13 December 2024 Legal and Taxation
Story by
Professor Sir Cary Cooper 50th Anniversary Professor of Organizational Psychology & Health, ALLIANCE Manchester Business School, University of Manchester
Professor Sir Cary Cooper, 50th Anniversary Professor of Organizational Psychology & Health, ALLIANCE Manchester Business School, University of Manchester explores the concept of switching off.
Albert Einstein once wrote: “I fear the day that technology will surpass our human interaction, the world will have a generation of idiots”.
Although communication technologies (the emails, the smart phone, Ai, social media platforms, etc) have supported working people as communication tools, but they have also severely overloaded many. Over seven years ago, the National Forum for Health & Wellbeing at Work (an employer network of around global 50 employers) highlighted that one of the leading causes of workplace stress was email overload, leading to work spilling over into people’s private and family life. A whole new field of ‘technostress’ emerged around this time, exploring the impact of email overload on the health and wellbeing of employers, and on their productivity as well. The evidence is clear that email overload, since the advent of the smart phone, has led to increases in employee stress and work adversely affecting family life, as many people are working evenings, at the weekends and during their holiday periods – more then they did before the smart phone.
Concern for mental wellbeing
The good news is that employers and governments have become concerned about the levels of workplace stress and lack of mental wellbeing, which is now the leading causes of long term sickness absence in most developed countries. In the UK, the recent 2024 HSE figures show that around 50% of all long term sickness absence from work are the common mental disorders of stress, anxiety and depression – the single biggest source of absenteeism, and, in other surveys, ‘presenteeism’ as well.

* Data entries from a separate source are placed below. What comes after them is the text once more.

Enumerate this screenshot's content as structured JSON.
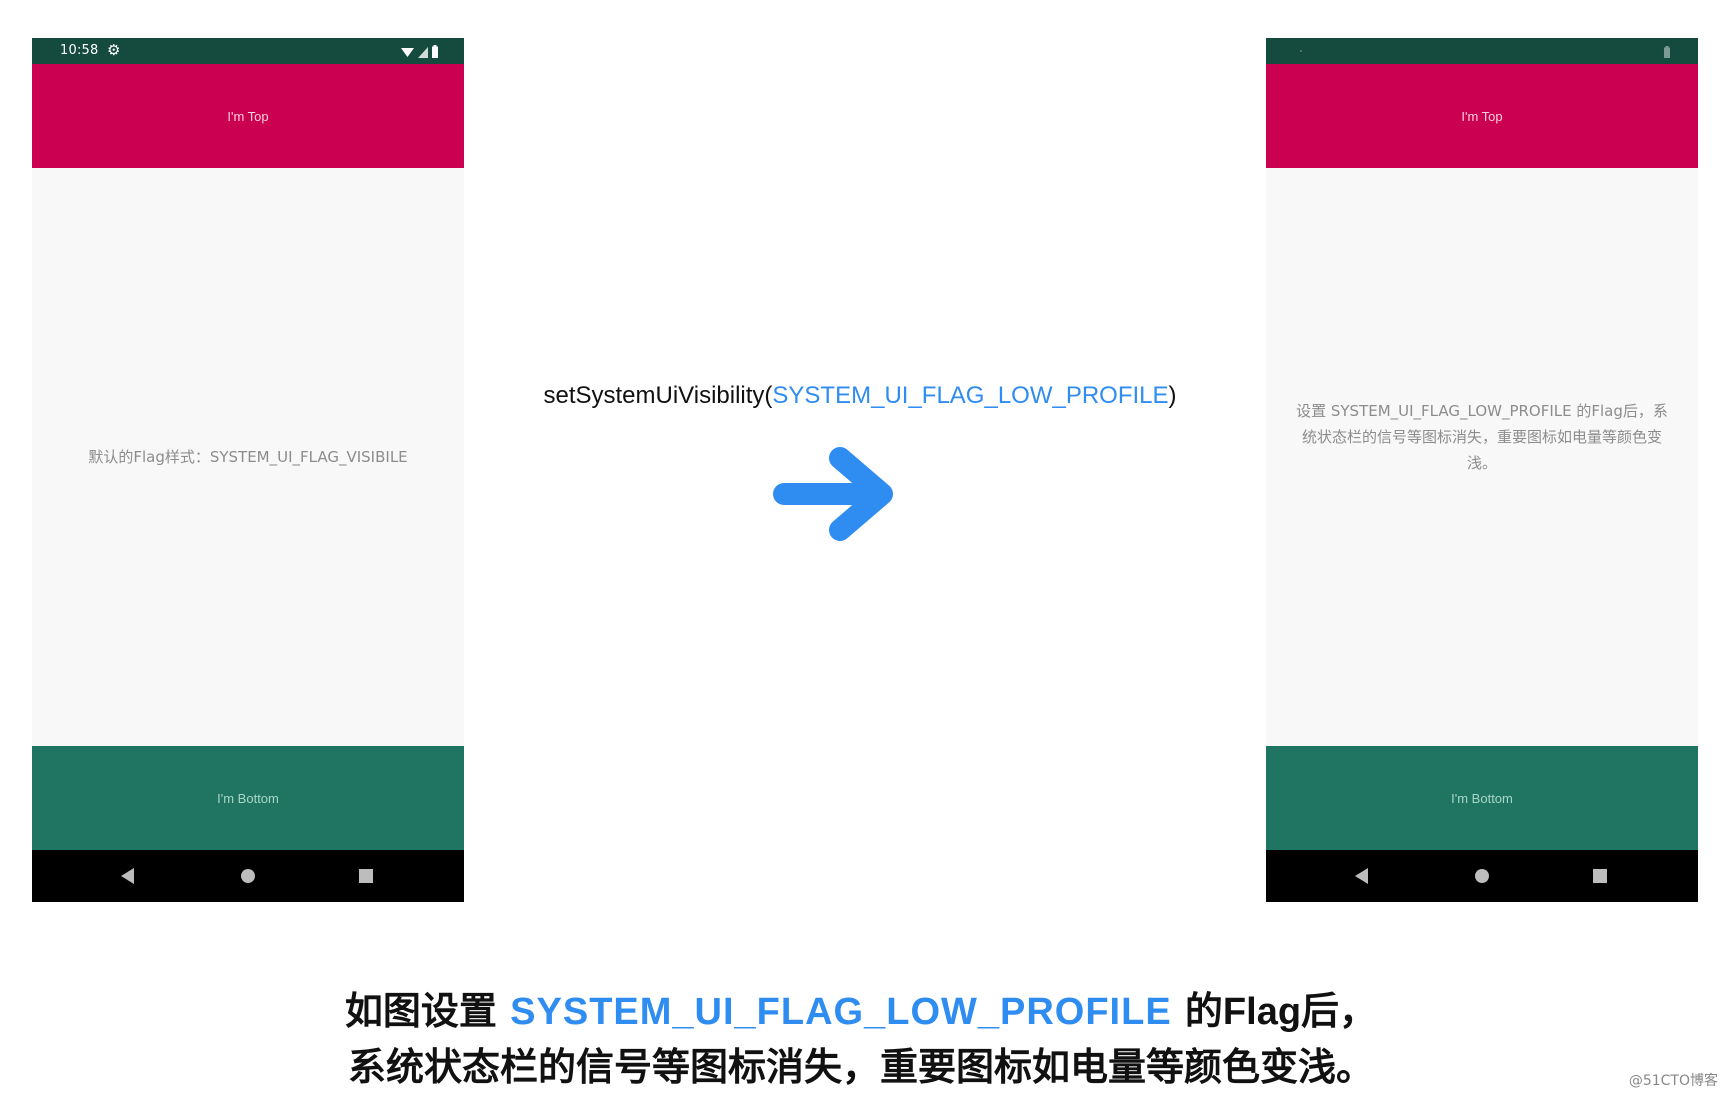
{
  "left_phone": {
    "status_time": "10:58",
    "top_label": "I'm Top",
    "message": "默认的Flag样式：SYSTEM_UI_FLAG_VISIBILE",
    "bottom_label": "I'm Bottom"
  },
  "right_phone": {
    "top_label": "I'm Top",
    "message": "设置 SYSTEM_UI_FLAG_LOW_PROFILE 的Flag后，系统状态栏的信号等图标消失，重要图标如电量等颜色变浅。",
    "bottom_label": "I'm Bottom"
  },
  "code": {
    "prefix": "setSystemUiVisibility(",
    "flag": "SYSTEM_UI_FLAG_LOW_PROFILE",
    "suffix": ")"
  },
  "caption": {
    "line1_a": "如图设置 ",
    "line1_flag": "SYSTEM_UI_FLAG_LOW_PROFILE",
    "line1_b": " 的",
    "line1_c": "Flag",
    "line1_d": "后，",
    "line2": "系统状态栏的信号等图标消失，重要图标如电量等颜色变浅。"
  },
  "watermark": "@51CTO博客",
  "colors": {
    "status_bar": "#154a3e",
    "top_bar": "#cc0050",
    "bottom_bar": "#1f7462",
    "nav_bar": "#000000",
    "accent_blue": "#2f8cf0"
  },
  "icons": {
    "settings": "gear-icon",
    "wifi": "wifi-icon",
    "signal": "signal-icon",
    "battery": "battery-icon",
    "back": "back-triangle-icon",
    "home": "home-circle-icon",
    "recents": "recents-square-icon",
    "arrow": "arrow-right-icon"
  }
}
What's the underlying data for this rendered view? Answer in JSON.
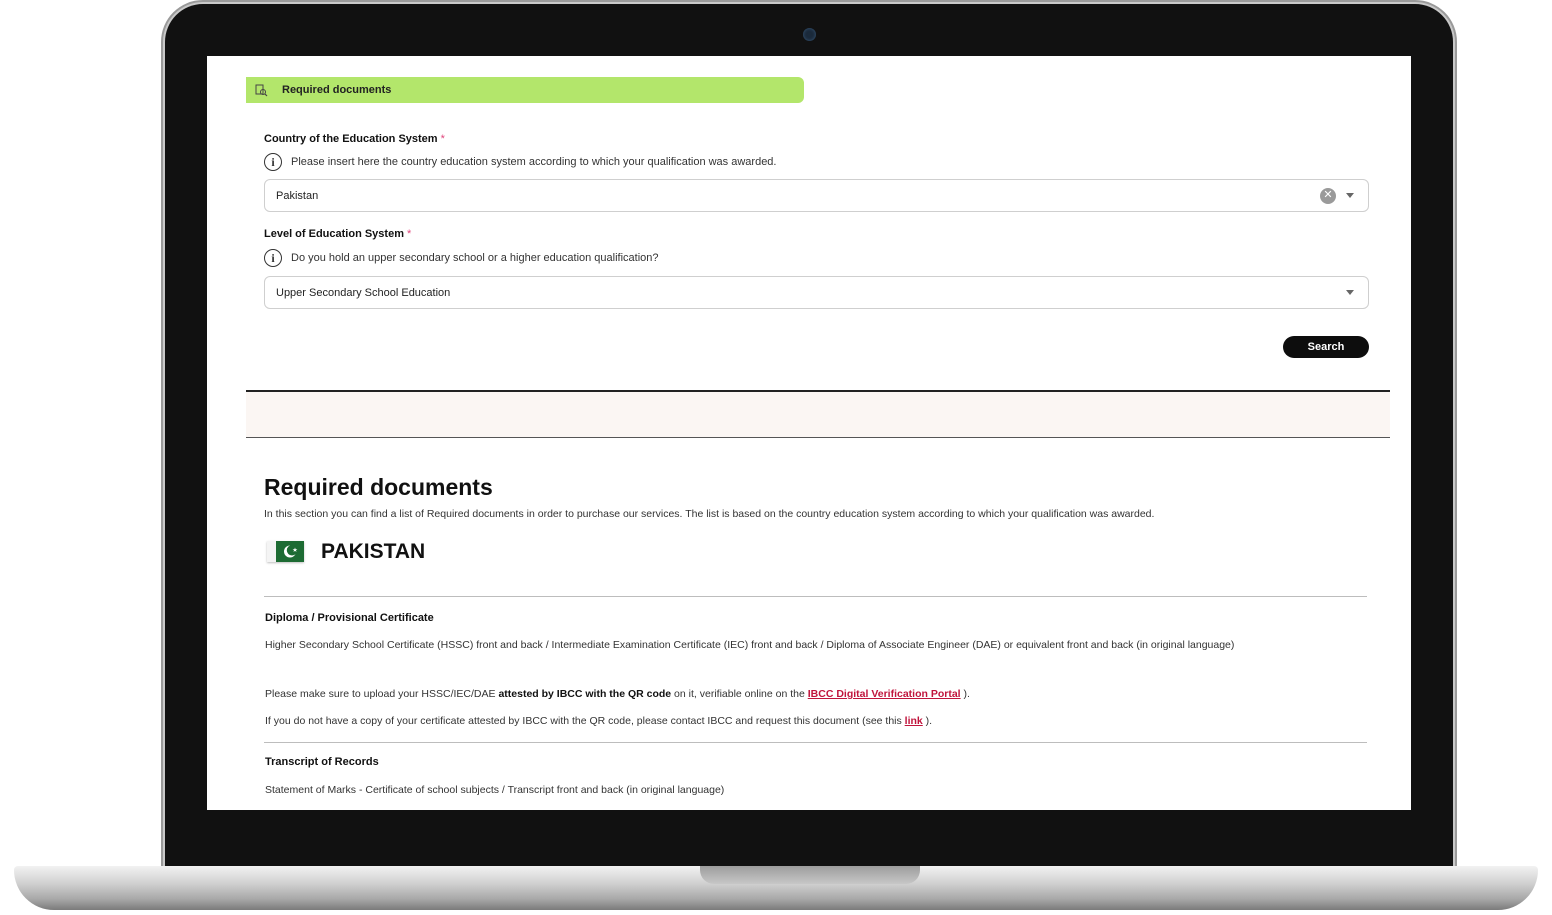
{
  "form": {
    "banner_title": "Required documents",
    "country_label": "Country of the Education System",
    "required_mark": "*",
    "country_hint": "Please insert here the country education system according to which your qualification was awarded.",
    "country_value": "Pakistan",
    "level_label": "Level of Education System",
    "level_hint": "Do you hold an upper secondary school or a higher education qualification?",
    "level_value": "Upper Secondary School Education",
    "search_label": "Search"
  },
  "results": {
    "heading": "Required documents",
    "intro": "In this section you can find a list of Required documents in order to purchase our services. The list is based on the country education system according to which your qualification was awarded.",
    "country": "PAKISTAN",
    "sections": [
      {
        "title": "Diploma / Provisional Certificate",
        "text": "Higher Secondary School Certificate (HSSC) front and back / Intermediate Examination Certificate (IEC) front and back / Diploma of Associate Engineer (DAE) or equivalent front and back (in original language)",
        "note1_pre": "Please make sure to upload your HSSC/IEC/DAE ",
        "note1_bold": "attested by IBCC with the QR code",
        "note1_mid": " on it, verifiable online on the ",
        "note1_link": "IBCC Digital Verification Portal",
        "note1_post": " ).",
        "note2_pre": "If you do not have a copy of your certificate attested by IBCC with the QR code, please contact IBCC and request this document (see this ",
        "note2_link": "link",
        "note2_post": " )."
      },
      {
        "title": "Transcript of Records",
        "text": "Statement of Marks - Certificate of school subjects / Transcript front and back (in original language)"
      }
    ]
  },
  "colors": {
    "banner": "#b3e66b",
    "required": "#e0457b",
    "link": "#c0143c",
    "flag_green": "#1d6b33"
  }
}
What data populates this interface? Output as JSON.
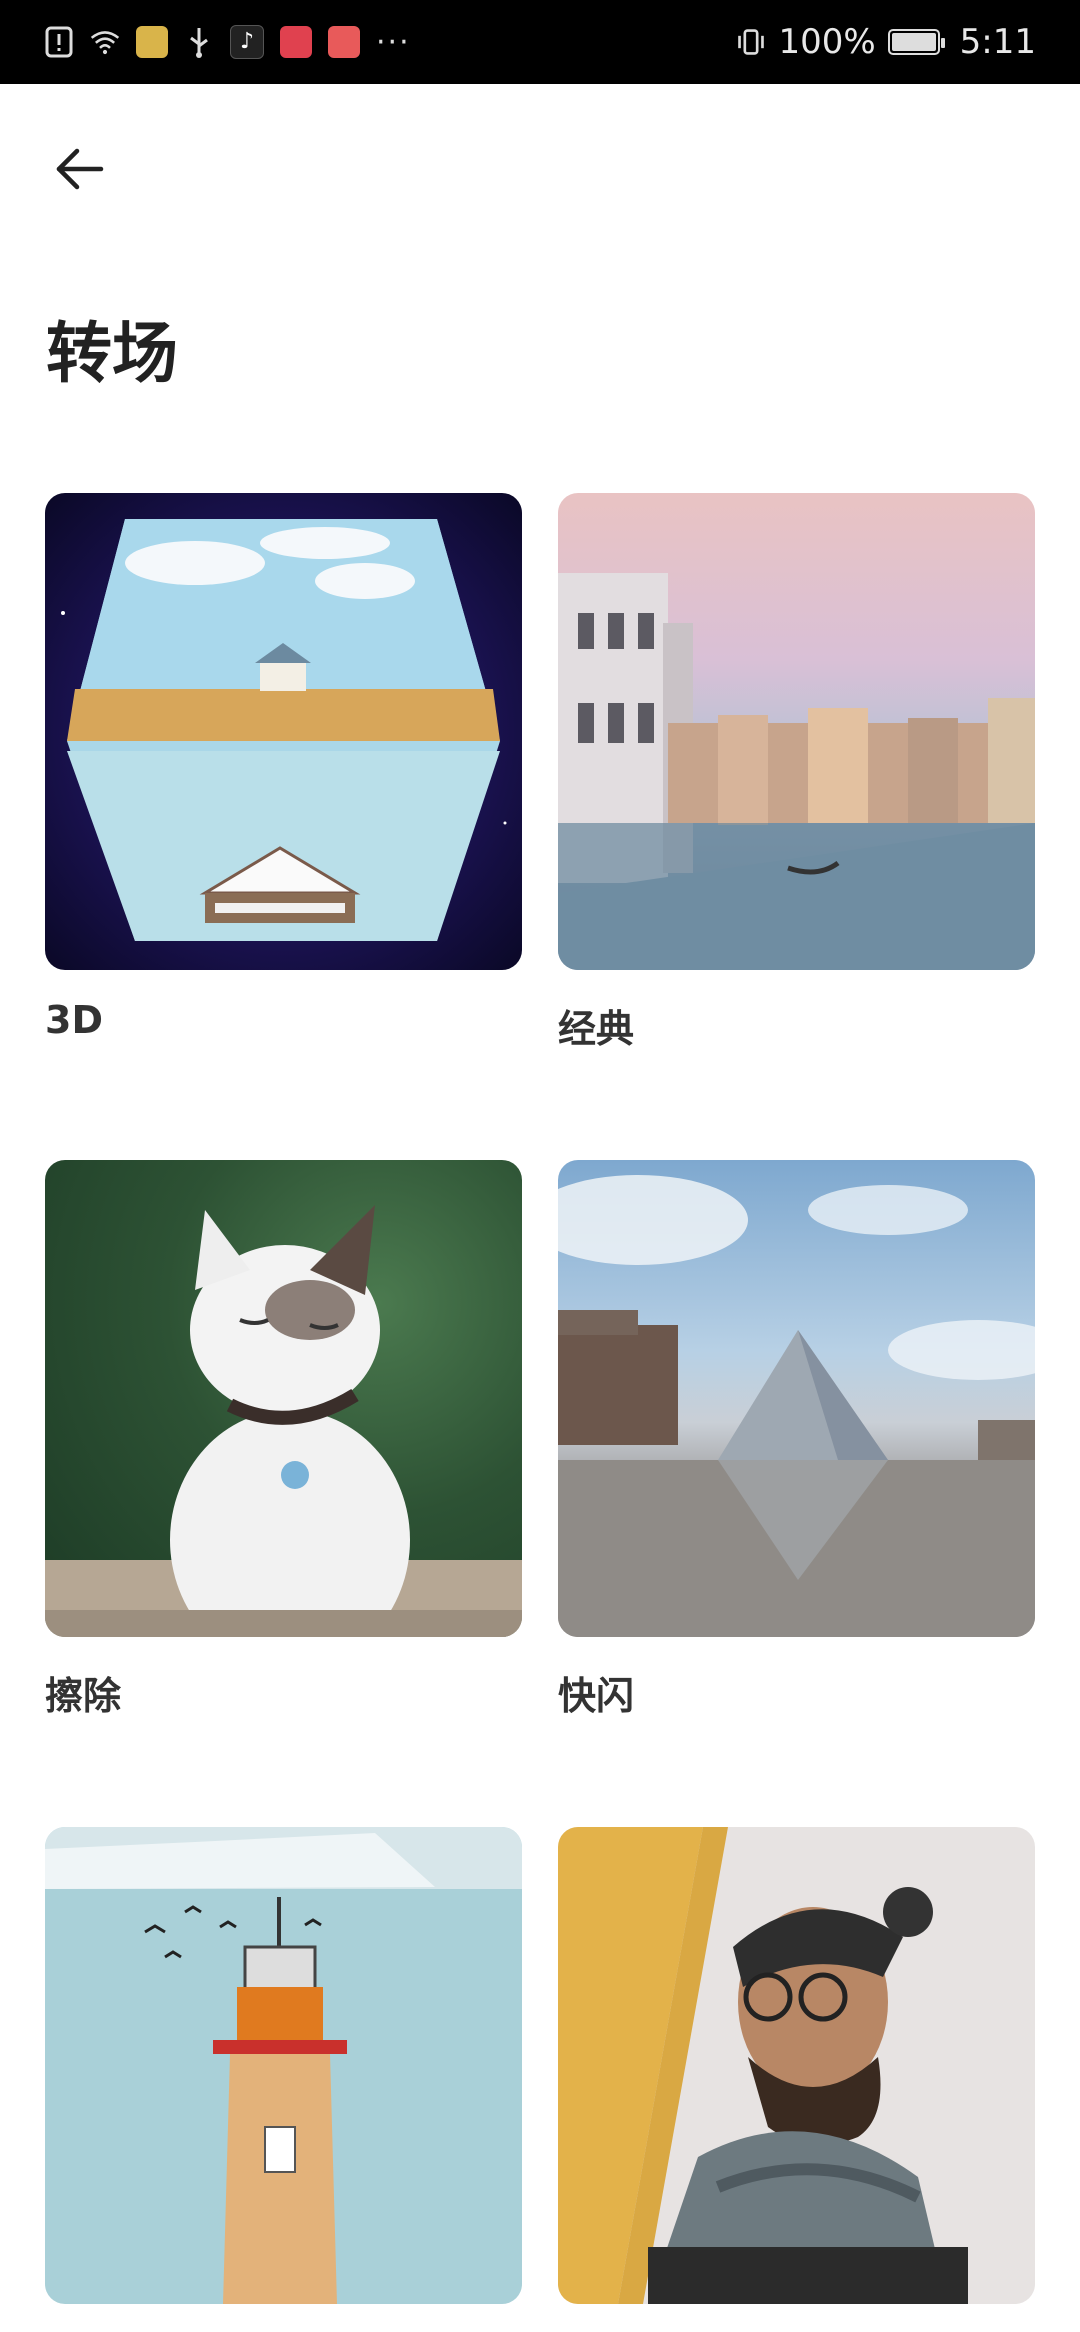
{
  "status_bar": {
    "battery_percent": "100%",
    "time": "5:11",
    "battery_level": 1.0,
    "left_icons": [
      "alert-icon",
      "wifi-icon",
      "taxi-app-icon",
      "usb-icon",
      "tiktok-app-icon",
      "shop-app-icon",
      "book-app-icon"
    ],
    "overflow": "···"
  },
  "header": {
    "back_icon": "arrow-left-icon",
    "title": "转场"
  },
  "items": [
    {
      "label": "3D"
    },
    {
      "label": "经典"
    },
    {
      "label": "擦除"
    },
    {
      "label": "快闪"
    },
    {
      "label": ""
    },
    {
      "label": ""
    }
  ]
}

Although many organisations in the public and private sector are beginning seriously to tackle mental wellbeing, few have put any controls or specific guidance on email useage, particularly out of office hours. Nearly five years ago, France recognised the damage to employee health of email overload that they passed the ‘Right to Disconnect’ law, which in essence said no managers should send emails out of office hours to their staff, that means at night, over the weekend and while they are on holiday. Indeed, a British company in France was the first organisation to be fined over 60,000 Euros for breaking the law. Since then, Spain, Portugal and Germany have followed France’s lead with similar laws. The new Labour government has indicated they will also be considering a similar law or guidance in terms of its employment law strategy.
The flexible issue
There are both positives and negatives about this ‘right to disconnect’ law. The main downside is that this law may interfere with an employer’s flexible working policy, where people may want to spend time with their children after school but work in the evenings. Another issue is should it be a law or guidance? The former is more punitive and may put off employers who then put obstacles in the way of a truly right to disconnect policy. The main positive is that managers will have a legal mandate to consider the issue of work-family balance, and in the long run may see that it pays off in terms of higher employee commitment, lower labour turnover, lower stress-related ill health and higher productivity. Given we are in the era of talent retention and attraction, an organisational policy of providing people with more autonomy over their work, which enables them to spend more time with their family and friends, should mean they will get more positive traction among Z-Gen and Millennials who want more balance in their life. As Freud wrote in his book Civilization and Its Discontents in1930: “the daily work of earning a living affords particular satisfaction when it has been selected by free choice”. It is about time that HR actions their most often heard mantra “the most valuable resource is our human resource”– if HR wants to retain and attract the next generations this may be one way to do it!